D. Do you believe that all law enforcement officers should be afforded minimum due process before being fired or disciplined as a result of a citizen’s complaint?
E. Do you believe that law enforcement personnel should have the right to join a union and collectively bargain to obtain their just rights and goals?
F. Ohio’s Collective Bargaining Law is codified in Chapter 4117 of the Ohio Revised Code. Recently this law came under attack. Do you support the Public Employees’ Collective Bargaining Law? If elected, would you oppose any effort to substantially change or repeal the law including the provision that provides for final and binding conciliation for law enforcement officers?

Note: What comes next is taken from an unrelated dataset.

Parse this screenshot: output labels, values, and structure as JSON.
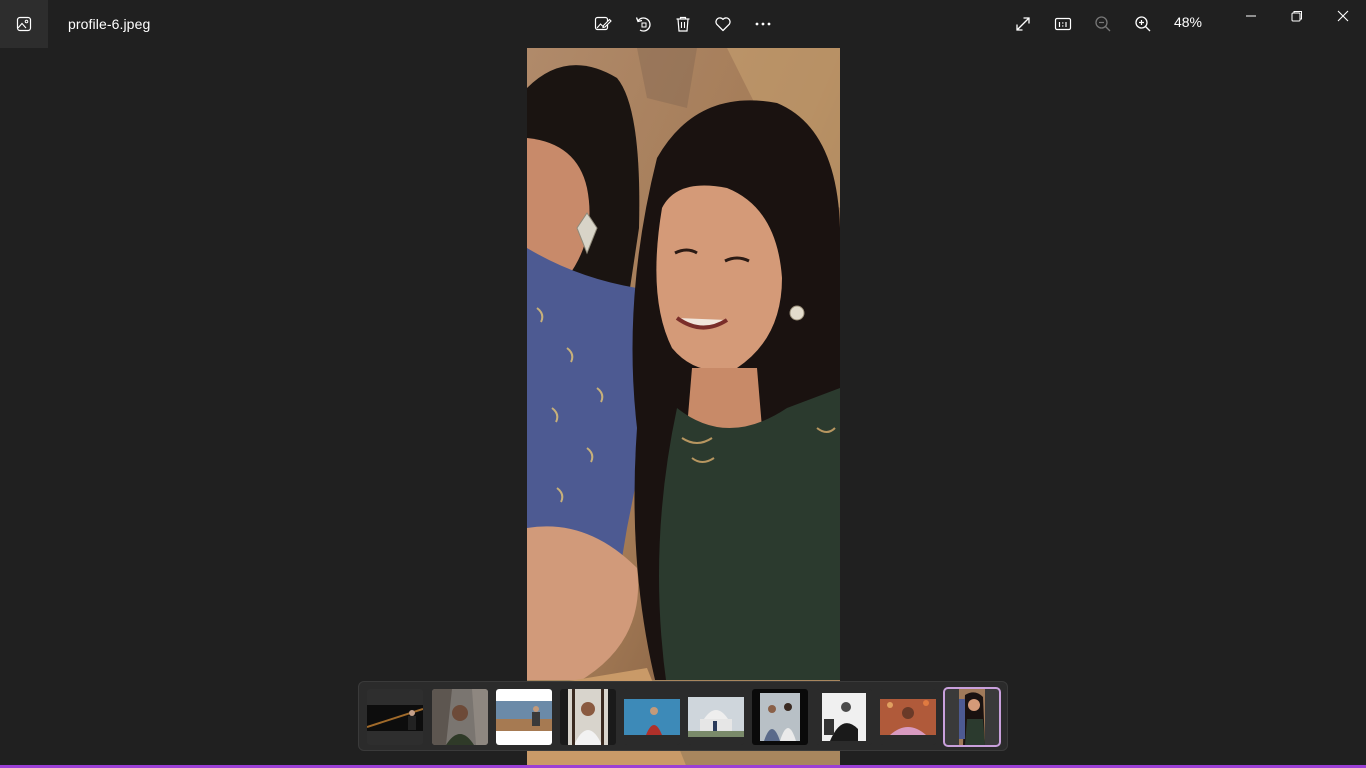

G. In the past, law enforcement officers have given up wage increases in exchange for improved pension benefits. Will you oppose all but reasonable changes in public employee pension benefits?
H. Do you believe that health care coverage for law enforcement officers should be provided by the officer’s employer so long as the employee pays a reasonable portion of the premium?
5. Do you believe that an employer should provide for full funding for bulletproof vests for law enforcement officers?
6. Are you in favor of or opposed to placing public pensions under the Social Security system? Will you decline to support any legislation proposing such an effort?”
7. Recently Issue 2 (S.B. 5) was defeated. If any legislation attacking collective bargaining rights was again proposed, would you publicly express your disapproval of such efforts?
8. Do you support health care coverage for law enforcement retirees?
9. What is your position, in criminal and civil proceedings, on supporting the exclusion of statements made by officers after being advised of their “Garrity Rights”?
10. Recently some persons have proposed a Right to Work law for Ohio. Are you for or against such a law? If against, will you publicly state your position?
11. Do you oppose the imposition of the death penalty for those individuals convicted of murdering a law enforcement officer?
12. Do you support the elimination of specific restrictions that currently exist on concealed carry permit holders that could endanger those in law enforcement?
13. Is there anything else you would like to add that would assist us in determining whether you should be endorsed by the O.P.B.A and its membership?
14. Completing this form is a requirement before a personal screening takes place. If you have met this requirement, are you willing to appear before the Screening Committee of the O.P.B.A.?
As of August 1, 2012, the following have received the endorsement of the OPBA: Ohio Supreme Court Justice Yvette McGee Brown, Justice Terrence O’Donnell and Justice Robert Cupp; Ohio Senator Tom Patton, District 24; and Representative Tom Warren, District 76.
The OPBA is committed to its members and will hold endorsed candidates responsible for how they respond to the OPBA questionnaire and vote on laws associated to their answers. One case that comes to mind is Ohio State Representative Mike Dovilla, a Republican from the 18th District. Former Executive Director Terry Gallagher issued an endorsement on behalf of the OPBA. This endorsement was based in part on an answer that Representative Dovilla supported the right to collectively bargain. During the SB5 battle, the OPBA found Representative Dovilla voted with his party line and in favor of SB5. The OPBA contacted Representative Dovilla and advised if he did not change his position on SB5 when it became Issue 2 his endorsement would be revoked. Representative Dovilla did not change his vote on Issue 2 and the endorsement was revoked.
Well, guess who is up for re-election now – Representative Dovilla. Please keep this type of information in mind when you cast your ballot in Representative Dovilla’s district or for others who may have voted against our profession in SB5/Issue 2.
As always, please know that your endorsement committee is here to represent the OPBA’s membership interests at the Ohio State and United States levels of government. Please continue to monitor OPBA.com for further endorsements. Finally, as many of you proudly displayed the bumper sticker during SB5/Issue 2 stating “We’ll Remember in November”, please again make sure your voice is heard by voting this November.